Pleasanton police may call in outside investigators to probe Saturday’s fatal crash involving a Tesla Model S, an electric car that has come under scrutiny recently for fires and allegations that vehicles accelerate suddenly out of control.

The male driver killed in the Jan. 18 crash on West Las Positas Boulevard and Stonebridge Drive remained unidentified. According to police, the man was driving south on Hacienda Drive when he lost control of the car and slammed into a power pole and cement wall.

The car burst into flames and was still burning when officers arrived. Later, after the fire was extinguished and the car was cleared from the scene, the vehicle’s battery re-ignited and crews were brought in to douse the flames, police said.

At this point, traffic investigators do not know why the crash occurred or whether alcohol or drugs played a role, Pleasanton police Sgt. Benjamin Sarasua said.

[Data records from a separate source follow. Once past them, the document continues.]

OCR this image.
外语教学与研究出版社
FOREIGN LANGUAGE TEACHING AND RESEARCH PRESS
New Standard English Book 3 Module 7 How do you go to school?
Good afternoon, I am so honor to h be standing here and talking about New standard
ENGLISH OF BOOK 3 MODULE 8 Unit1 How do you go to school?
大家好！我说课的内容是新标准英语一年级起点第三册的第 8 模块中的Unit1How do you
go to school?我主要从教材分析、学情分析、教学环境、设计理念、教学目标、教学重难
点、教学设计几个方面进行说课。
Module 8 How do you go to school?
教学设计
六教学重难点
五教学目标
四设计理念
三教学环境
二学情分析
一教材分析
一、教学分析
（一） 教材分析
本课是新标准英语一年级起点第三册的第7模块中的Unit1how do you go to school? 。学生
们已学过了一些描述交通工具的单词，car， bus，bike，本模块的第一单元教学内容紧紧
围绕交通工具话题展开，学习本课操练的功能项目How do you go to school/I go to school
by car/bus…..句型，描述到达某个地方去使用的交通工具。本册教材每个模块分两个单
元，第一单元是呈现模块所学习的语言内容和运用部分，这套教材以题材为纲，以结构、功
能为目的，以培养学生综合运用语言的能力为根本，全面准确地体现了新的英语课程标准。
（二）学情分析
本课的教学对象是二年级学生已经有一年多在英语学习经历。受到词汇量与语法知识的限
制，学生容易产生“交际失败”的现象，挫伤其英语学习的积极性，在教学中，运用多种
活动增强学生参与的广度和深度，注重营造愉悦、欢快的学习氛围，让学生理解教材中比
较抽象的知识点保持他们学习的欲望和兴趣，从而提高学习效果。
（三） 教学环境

Investigators plan to seek help from other police agencies or Tesla itself as they probe the cause of the crash. Sarasua said Pleasanton police may seek investigators with previous experience with Tesla crashes.

“We are still really in the preliminary stages of this,” Sarasua said. “As far as looking into this vehicle specifically and this model, that’s probably going to have to rely on outside agencies…I just want to make sure it is done correctly and as thoroughly as possible.”

Five days before the Pleasanton crash, the National Highway Traffic Safety Administration announced it was looking into allegations that 2012-2019 Tesla Model S vehicles, 2016-2019 Tesla Model X cars, and 2018-2019 Tesla Model 3s can suddenly accelerate.

The petitioner, Brian Sparks of Berkeley, cited 127 consumer complaints, including 110 crashes and 52 injuries. An NHTSA document announcing the inquiry said about 500,000 of the Tesla models are believed on the nation’s streets.

“The petition alleges that the subject vehicles contain a defect that can cause sudden unintended acceleration, which may result in crash and injury,” the NHTSA report said.

Sparks wrote to Acting NHTSA administrator James Owens again this month to display his research and concerns. His 70-page letter includes numerous anecdotes of sudden acceleration reports from drivers around the country.

“I am concerned that these complaints reflect a systemic defect that has not been investigated by NHTSA,” Sparks said in the letter, which was made public last week. “I am also concerned that these potential defects represent risk to the safety of Tesla drivers, their passengers and the public.”

Tesla did not respond to an email from The Independent and has not commented to other media reporting Sparks’ allegations.

In many of the complaints included in Sparks’ petition, Tesla owners said the car company blamed the drivers for their crashes. One of the complaints involved the owner of a Tesla Model X from Dublin who crashed in April 2017 while preparing to pull out of a parking space.

The car, the driver said, was stationary. As he stepped on the gas pedal, the car “went into 100 percent acceleration.” The car pulled forward, climbed a curb and crashed into a concrete wall.

“I contacted Tesla and was told I stepped on the gas 100% in under 2 second[s], and they would not claim responsibility,” the driver said. “As I tell them, I am 100% sure I did not step on anything 100% (gas or brake) when I am in a busy parking lot. They still denied and said it was my fault.”

In November, the same investigative agency began looking into media reports and allegations from a law firm that Tesla batteries burst into flames, even when standing still.

According to the Associated Press, the NHTSA also is investigating three crashes involving Teslas that killed three people.